„Putin kopiert das Modell DDR“

RUSSLAND Parteien wie Marionetten, statt Unternehmen nur Monopole, Korruption als Rückgrat des Staats. Michail Chodorkowski spricht mit der taz über das System Putin

AUS MOSKAU KLAUS-HELGE DONATH

Die Jagd auf Michail Chodorkowski begann vor zehn Jahren, damals der reichste Mann Russlands. An dem Mehrheitseigentümer des Ölkonzerns Yukos wollte der damalige Kremlchef Wladimir Putin ein Exempel statuieren, das den Oligarchen ein für alle Mal eine Warnung sein sollte.

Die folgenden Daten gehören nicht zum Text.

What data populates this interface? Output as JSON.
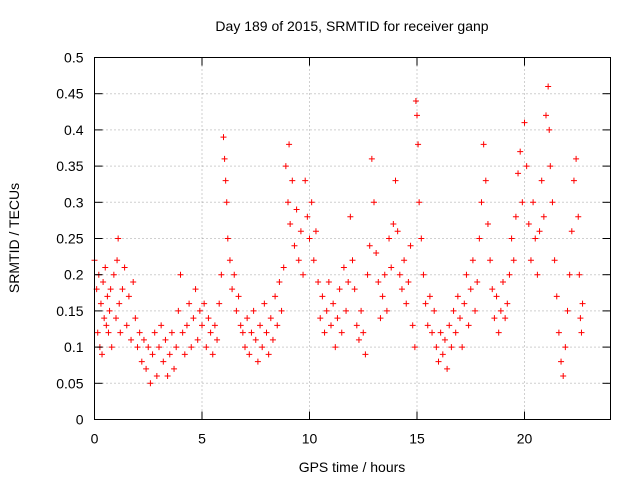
{
  "chart_data": {
    "type": "scatter",
    "title": "Day 189 of 2015, SRMTID for receiver ganp",
    "xlabel": "GPS time / hours",
    "ylabel": "SRMTID / TECUs",
    "xlim": [
      0,
      24
    ],
    "ylim": [
      0,
      0.5
    ],
    "x_ticks": [
      0,
      5,
      10,
      15,
      20
    ],
    "x_tick_labels": [
      "0",
      "5",
      "10",
      "15",
      "20"
    ],
    "y_ticks": [
      0,
      0.05,
      0.1,
      0.15,
      0.2,
      0.25,
      0.3,
      0.35,
      0.4,
      0.45,
      0.5
    ],
    "y_tick_labels": [
      "0",
      "0.05",
      "0.1",
      "0.15",
      "0.2",
      "0.25",
      "0.3",
      "0.35",
      "0.4",
      "0.45",
      "0.5"
    ],
    "grid": true,
    "marker": "+",
    "marker_color": "#ff0000",
    "series": [
      {
        "name": "SRMTID",
        "color": "#ff0000",
        "points": [
          [
            0.0,
            0.22
          ],
          [
            0.1,
            0.18
          ],
          [
            0.15,
            0.12
          ],
          [
            0.2,
            0.2
          ],
          [
            0.25,
            0.1
          ],
          [
            0.3,
            0.16
          ],
          [
            0.35,
            0.09
          ],
          [
            0.4,
            0.19
          ],
          [
            0.45,
            0.14
          ],
          [
            0.5,
            0.21
          ],
          [
            0.55,
            0.13
          ],
          [
            0.6,
            0.17
          ],
          [
            0.65,
            0.12
          ],
          [
            0.7,
            0.15
          ],
          [
            0.75,
            0.18
          ],
          [
            0.8,
            0.1
          ],
          [
            0.9,
            0.2
          ],
          [
            1.0,
            0.14
          ],
          [
            1.05,
            0.22
          ],
          [
            1.1,
            0.25
          ],
          [
            1.15,
            0.16
          ],
          [
            1.2,
            0.12
          ],
          [
            1.3,
            0.18
          ],
          [
            1.4,
            0.21
          ],
          [
            1.5,
            0.13
          ],
          [
            1.6,
            0.17
          ],
          [
            1.7,
            0.11
          ],
          [
            1.8,
            0.19
          ],
          [
            1.9,
            0.14
          ],
          [
            2.0,
            0.1
          ],
          [
            2.1,
            0.12
          ],
          [
            2.2,
            0.08
          ],
          [
            2.3,
            0.11
          ],
          [
            2.4,
            0.07
          ],
          [
            2.5,
            0.1
          ],
          [
            2.6,
            0.05
          ],
          [
            2.7,
            0.09
          ],
          [
            2.8,
            0.12
          ],
          [
            2.9,
            0.06
          ],
          [
            3.0,
            0.1
          ],
          [
            3.1,
            0.13
          ],
          [
            3.2,
            0.08
          ],
          [
            3.3,
            0.11
          ],
          [
            3.4,
            0.06
          ],
          [
            3.5,
            0.09
          ],
          [
            3.6,
            0.12
          ],
          [
            3.7,
            0.07
          ],
          [
            3.8,
            0.1
          ],
          [
            3.9,
            0.15
          ],
          [
            4.0,
            0.2
          ],
          [
            4.1,
            0.12
          ],
          [
            4.2,
            0.09
          ],
          [
            4.3,
            0.13
          ],
          [
            4.4,
            0.16
          ],
          [
            4.5,
            0.1
          ],
          [
            4.6,
            0.14
          ],
          [
            4.7,
            0.18
          ],
          [
            4.8,
            0.11
          ],
          [
            4.9,
            0.15
          ],
          [
            5.0,
            0.13
          ],
          [
            5.1,
            0.16
          ],
          [
            5.2,
            0.1
          ],
          [
            5.3,
            0.14
          ],
          [
            5.4,
            0.12
          ],
          [
            5.5,
            0.09
          ],
          [
            5.6,
            0.13
          ],
          [
            5.7,
            0.11
          ],
          [
            5.8,
            0.16
          ],
          [
            5.9,
            0.2
          ],
          [
            6.0,
            0.39
          ],
          [
            6.05,
            0.36
          ],
          [
            6.1,
            0.33
          ],
          [
            6.15,
            0.3
          ],
          [
            6.2,
            0.25
          ],
          [
            6.3,
            0.22
          ],
          [
            6.4,
            0.18
          ],
          [
            6.5,
            0.2
          ],
          [
            6.6,
            0.15
          ],
          [
            6.7,
            0.17
          ],
          [
            6.8,
            0.13
          ],
          [
            6.9,
            0.12
          ],
          [
            7.0,
            0.1
          ],
          [
            7.1,
            0.14
          ],
          [
            7.2,
            0.09
          ],
          [
            7.3,
            0.12
          ],
          [
            7.4,
            0.15
          ],
          [
            7.5,
            0.11
          ],
          [
            7.6,
            0.08
          ],
          [
            7.7,
            0.13
          ],
          [
            7.8,
            0.1
          ],
          [
            7.9,
            0.16
          ],
          [
            8.0,
            0.12
          ],
          [
            8.1,
            0.09
          ],
          [
            8.2,
            0.14
          ],
          [
            8.3,
            0.11
          ],
          [
            8.4,
            0.17
          ],
          [
            8.5,
            0.13
          ],
          [
            8.6,
            0.19
          ],
          [
            8.7,
            0.15
          ],
          [
            8.8,
            0.21
          ],
          [
            8.9,
            0.35
          ],
          [
            9.0,
            0.3
          ],
          [
            9.05,
            0.38
          ],
          [
            9.1,
            0.27
          ],
          [
            9.2,
            0.33
          ],
          [
            9.3,
            0.24
          ],
          [
            9.4,
            0.29
          ],
          [
            9.5,
            0.22
          ],
          [
            9.6,
            0.26
          ],
          [
            9.7,
            0.2
          ],
          [
            9.8,
            0.33
          ],
          [
            9.9,
            0.28
          ],
          [
            10.0,
            0.25
          ],
          [
            10.1,
            0.3
          ],
          [
            10.2,
            0.22
          ],
          [
            10.3,
            0.26
          ],
          [
            10.4,
            0.19
          ],
          [
            10.5,
            0.14
          ],
          [
            10.6,
            0.17
          ],
          [
            10.7,
            0.12
          ],
          [
            10.8,
            0.15
          ],
          [
            10.9,
            0.19
          ],
          [
            11.0,
            0.13
          ],
          [
            11.1,
            0.16
          ],
          [
            11.2,
            0.1
          ],
          [
            11.3,
            0.14
          ],
          [
            11.4,
            0.18
          ],
          [
            11.5,
            0.12
          ],
          [
            11.6,
            0.21
          ],
          [
            11.7,
            0.15
          ],
          [
            11.8,
            0.19
          ],
          [
            11.9,
            0.28
          ],
          [
            12.0,
            0.22
          ],
          [
            12.1,
            0.18
          ],
          [
            12.2,
            0.13
          ],
          [
            12.3,
            0.11
          ],
          [
            12.4,
            0.15
          ],
          [
            12.5,
            0.12
          ],
          [
            12.6,
            0.09
          ],
          [
            12.7,
            0.2
          ],
          [
            12.8,
            0.24
          ],
          [
            12.9,
            0.36
          ],
          [
            13.0,
            0.3
          ],
          [
            13.1,
            0.23
          ],
          [
            13.2,
            0.19
          ],
          [
            13.3,
            0.14
          ],
          [
            13.4,
            0.17
          ],
          [
            13.5,
            0.2
          ],
          [
            13.6,
            0.15
          ],
          [
            13.7,
            0.25
          ],
          [
            13.8,
            0.21
          ],
          [
            13.9,
            0.27
          ],
          [
            14.0,
            0.33
          ],
          [
            14.1,
            0.26
          ],
          [
            14.2,
            0.2
          ],
          [
            14.3,
            0.18
          ],
          [
            14.4,
            0.22
          ],
          [
            14.5,
            0.16
          ],
          [
            14.6,
            0.19
          ],
          [
            14.7,
            0.24
          ],
          [
            14.8,
            0.13
          ],
          [
            14.9,
            0.1
          ],
          [
            14.95,
            0.44
          ],
          [
            15.0,
            0.42
          ],
          [
            15.05,
            0.38
          ],
          [
            15.1,
            0.3
          ],
          [
            15.2,
            0.25
          ],
          [
            15.3,
            0.2
          ],
          [
            15.4,
            0.16
          ],
          [
            15.5,
            0.13
          ],
          [
            15.6,
            0.17
          ],
          [
            15.7,
            0.12
          ],
          [
            15.8,
            0.15
          ],
          [
            15.9,
            0.1
          ],
          [
            16.0,
            0.08
          ],
          [
            16.1,
            0.12
          ],
          [
            16.2,
            0.09
          ],
          [
            16.3,
            0.11
          ],
          [
            16.4,
            0.07
          ],
          [
            16.5,
            0.13
          ],
          [
            16.6,
            0.1
          ],
          [
            16.7,
            0.15
          ],
          [
            16.8,
            0.12
          ],
          [
            16.9,
            0.17
          ],
          [
            17.0,
            0.14
          ],
          [
            17.1,
            0.1
          ],
          [
            17.2,
            0.16
          ],
          [
            17.3,
            0.2
          ],
          [
            17.4,
            0.13
          ],
          [
            17.5,
            0.18
          ],
          [
            17.6,
            0.22
          ],
          [
            17.7,
            0.15
          ],
          [
            17.8,
            0.19
          ],
          [
            17.9,
            0.25
          ],
          [
            18.0,
            0.3
          ],
          [
            18.1,
            0.38
          ],
          [
            18.2,
            0.33
          ],
          [
            18.3,
            0.27
          ],
          [
            18.4,
            0.22
          ],
          [
            18.5,
            0.18
          ],
          [
            18.6,
            0.14
          ],
          [
            18.7,
            0.17
          ],
          [
            18.8,
            0.12
          ],
          [
            18.9,
            0.15
          ],
          [
            19.0,
            0.19
          ],
          [
            19.1,
            0.14
          ],
          [
            19.2,
            0.16
          ],
          [
            19.3,
            0.2
          ],
          [
            19.4,
            0.25
          ],
          [
            19.5,
            0.22
          ],
          [
            19.6,
            0.28
          ],
          [
            19.7,
            0.34
          ],
          [
            19.8,
            0.37
          ],
          [
            19.9,
            0.3
          ],
          [
            20.0,
            0.41
          ],
          [
            20.1,
            0.35
          ],
          [
            20.2,
            0.27
          ],
          [
            20.3,
            0.22
          ],
          [
            20.4,
            0.3
          ],
          [
            20.5,
            0.25
          ],
          [
            20.6,
            0.2
          ],
          [
            20.7,
            0.26
          ],
          [
            20.8,
            0.33
          ],
          [
            20.9,
            0.28
          ],
          [
            21.0,
            0.42
          ],
          [
            21.1,
            0.46
          ],
          [
            21.15,
            0.4
          ],
          [
            21.2,
            0.35
          ],
          [
            21.3,
            0.3
          ],
          [
            21.4,
            0.22
          ],
          [
            21.5,
            0.17
          ],
          [
            21.6,
            0.12
          ],
          [
            21.7,
            0.08
          ],
          [
            21.8,
            0.06
          ],
          [
            21.9,
            0.1
          ],
          [
            22.0,
            0.15
          ],
          [
            22.1,
            0.2
          ],
          [
            22.2,
            0.26
          ],
          [
            22.3,
            0.33
          ],
          [
            22.4,
            0.36
          ],
          [
            22.5,
            0.28
          ],
          [
            22.55,
            0.2
          ],
          [
            22.6,
            0.14
          ],
          [
            22.65,
            0.12
          ],
          [
            22.7,
            0.16
          ]
        ]
      }
    ]
  }
}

Zehn Jahre später ist die Klasse der Oligarchen gewachsen. Oligarchen aus dem Staatsapparat haben den Reichtum des Landes unter sich aufgeteilt. Die Korruption hat sich verstärkt. Laut Transparency International rangiert Russland 2012 auf dem 133. Platz von 176 Ländern. Auch die Schere zwischen Arm und Reich öffnet sich weiter. Gleichzeitig schwindet das Vertrauen der Bevölkerung in die Justiz. Während der beiden Yukos-Prozesse 2004 und 2010 glaubten noch 28 Prozent der Befragten an faire Ermittlungen. Im aktuellen Prozess gegen den Antikorruptionsblogger Alexej Nawalny sind 52 Prozent davon überzeugt, dass die Anklage fabriziert ist. Die Umfrageergebnisse des Forschungszentrums Lewada belegen, dass der Kreml das Vertrauen der Bürger verliert. Davon zeugt auch die Tendenz gut ausgebildeter und jüngerer Menschen, Russland den Rücken zu kehren. Aufstiegsmobilität ist durch Bürokratie und Korruption kaum noch gegeben.

Der Mangel an Dynamik zeigt sich auch im Vergleich zu den aufstrebenden anderen BRIC-Staaten. In Brasilien, Indien und China wollen sich 21 Prozent selbstständig machen, in Russland sind es nur 3 Prozent. Wer jung ist, träumt von einer Karriere bei einem staatlichen Monopolbetrieb. Reformstau und Reformbedarf haben sich unter Putin verschärft. „Putin hat die Korruption zum tragenden Element erhoben“, sagt Chodorkowski aus dem Lager im Interview mit der taz.